When Opportunity Knocked...
Harish Mehta writes the story of the Indian IT industry in The Maverick Effect. In the beginning, the common problems of the industry were far too many and seemingly insurmountable.
Back then, brand
India was a major problem. We were still considered a dirt poor country of
snake charmers. Socialist. License raj. Pathetic product quality.
“Against
the backdrop of a poor nation on the brink (of bankruptcy), Indians were
standing in American boardrooms, making lofty promises to help them conquer
their most complex, technological challenges.”
No wonder the
pitches rarely succeeded in winning any projects. Even worse:
“How
to you help a nation-wide scatter of companies that suffer from the West’s
reluctance to put ‘India’ and ‘software’ in the same sentence?”
The answer came in
the form of a problem that nobody in the West wanted to work on. Yes, the Y2K
problem (Older computer system stored the year in 2 digits. Come the year 2000,
the last 2 digits of the current year would become 00. Try and calculate how many
years since, say, 1991, and most software would say 00 – 91 = - 91! In the
finance industry, this would be disastrous). Indian IT companies had found
their opening. And boy, did they use it:
“We
now had marquee Fortune 500 companies as clients.”
Fixing the Y2K
issue was what they were hired for. As they did that, Indian engineers
increasingly became visible as people who could learn poorly documented
software, even re-engineer it to enhance it and add new features.
As the demand for
Indian IT engineers exploded (due to this Y2K problem), the pathetically slow
data links across the world was the next issue. There was no option other than
the engineers being on-site. Since most of the companies at risk with Y2K were
American, the US realized it needed to create/expand the relevant type of
visas. Hence, the H-1B visas made available exploded.
As Indian IT
engineers went to the West, they faced a lot of issues. Culture shock. The
accent problem (Americans found it annoying that each region of India had a
different accent). Cold weather. Lack of vegetarian food. Lack of maids. Indian
cooking setting off smoke alarms…
But succeed they
did. And success created new problems. The Y2K handling showed Indian IT
capabilities. So even after the year 2000 came and went, IT projects continued
to flow to India. Suddenly the mood in the West changed:
“From
Y2K heroes, we had become job-stealing thieves.”
The word
‘Bangalored’ had entered the American dictionary.
As the backlash
began, how were Indian IT companies to respond? Well, software development is
notorious for its problems of scope change (defining what needs to be done),
schedule delays, and cost overruns. Carnegie Mellon (CMU) came up with a method
to try and control those called SEI CMM. Level 5 was its highest certification.

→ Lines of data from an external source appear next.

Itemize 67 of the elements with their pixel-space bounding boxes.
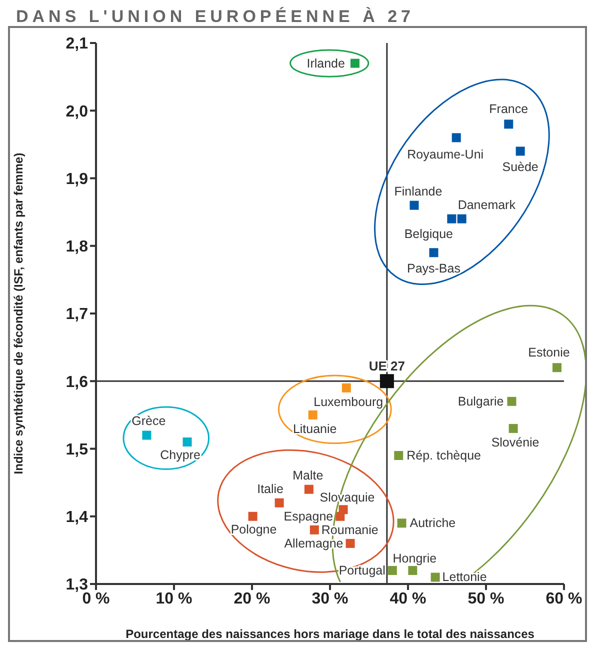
point: [397, 518, 406, 528]
point: [310, 525, 319, 534]
annotation: Slovénie: [491, 435, 540, 450]
point: [394, 451, 404, 460]
x-tick-label: 40 %: [390, 590, 426, 608]
annotation: Espagne: [284, 509, 334, 524]
point: [508, 424, 518, 433]
point: [274, 498, 284, 508]
annotation: Estonie: [528, 346, 570, 360]
annotation: Finlande: [394, 184, 442, 198]
annotation: Portugal: [338, 563, 386, 578]
annotation: Rép. tchèque: [406, 448, 482, 463]
annotation: Malte: [292, 468, 324, 482]
point: [142, 430, 152, 440]
annotation: Belgique: [404, 226, 454, 241]
annotation: Suède: [502, 160, 538, 174]
x-tick-label: 0 %: [82, 590, 110, 608]
point: [408, 566, 418, 575]
y-tick-label: 2,1: [66, 36, 88, 53]
x-tick-label: 60 %: [546, 590, 582, 608]
point: [342, 383, 351, 392]
annotation: Hongrie: [392, 551, 437, 566]
annotation: Irlande: [306, 56, 345, 70]
annotation: Royaume-Uni: [407, 148, 484, 162]
annotation: Pays-Bas: [406, 262, 460, 276]
point: [430, 572, 440, 582]
y-tick-label: 1,5: [66, 441, 88, 458]
annotation: Bulgarie: [458, 394, 504, 408]
y-tick-label: 2,0: [66, 103, 88, 120]
annotation: Chypre: [160, 448, 200, 462]
annotation: Danemark: [458, 198, 516, 212]
point: [410, 200, 419, 210]
point: [552, 363, 562, 372]
x-tick-label: 20 %: [234, 590, 270, 608]
point: [447, 214, 456, 224]
point: [336, 512, 345, 521]
chart-title: DANS L'UNION EUROPÉENNE À 27: [15, 7, 416, 26]
point: [516, 146, 525, 156]
point: [388, 566, 397, 575]
x-tick-label: 10 %: [156, 590, 192, 608]
point: [182, 437, 192, 446]
y-tick-label: 1,4: [66, 509, 88, 526]
y-tick-label: 1,8: [66, 238, 88, 256]
point: [507, 396, 516, 406]
point: [380, 374, 394, 388]
annotation: Pologne: [230, 522, 277, 536]
point: [308, 410, 318, 420]
x-tick-label: 30 %: [312, 590, 348, 608]
point: [429, 248, 438, 258]
point: [346, 538, 355, 548]
point: [452, 133, 461, 142]
point: [504, 120, 514, 129]
annotation: Italie: [257, 482, 284, 496]
point: [350, 58, 360, 68]
point: [457, 214, 466, 224]
point: [248, 512, 258, 521]
annotation: Luxembourg: [314, 394, 384, 409]
point: [304, 484, 314, 494]
y-tick-label: 1,6: [66, 374, 88, 391]
annotation: France: [489, 102, 528, 116]
annotation: Autriche: [410, 516, 456, 530]
y-tick-label: 1,9: [66, 170, 88, 188]
annotation: Grèce: [132, 414, 166, 428]
x-tick-label: 50 %: [468, 590, 504, 608]
y-axis-title: Indice synthétique de fécondité (ISF, enfants par femme): [11, 152, 26, 474]
annotation: Lituanie: [292, 422, 337, 436]
y-tick-label: 1,7: [66, 306, 88, 324]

It was extremely hard to get, but Indian companies got more of it than any
other country. All big corporations need objective criteria to pick vendors,
and when CMM Level 5 became one such criteria, the shortlist was inevitably
full of Indian companies. The perception was changing from just low cost to
quality and predictability also.
How much the view has changed today. ‘India’ and ‘software’ feel like natural fits in the same sentence. As we saw, it took a lot of work and yes, luck. But remember, it needs a lot of preparation to be able to seize the opportunity when it does knock on the door.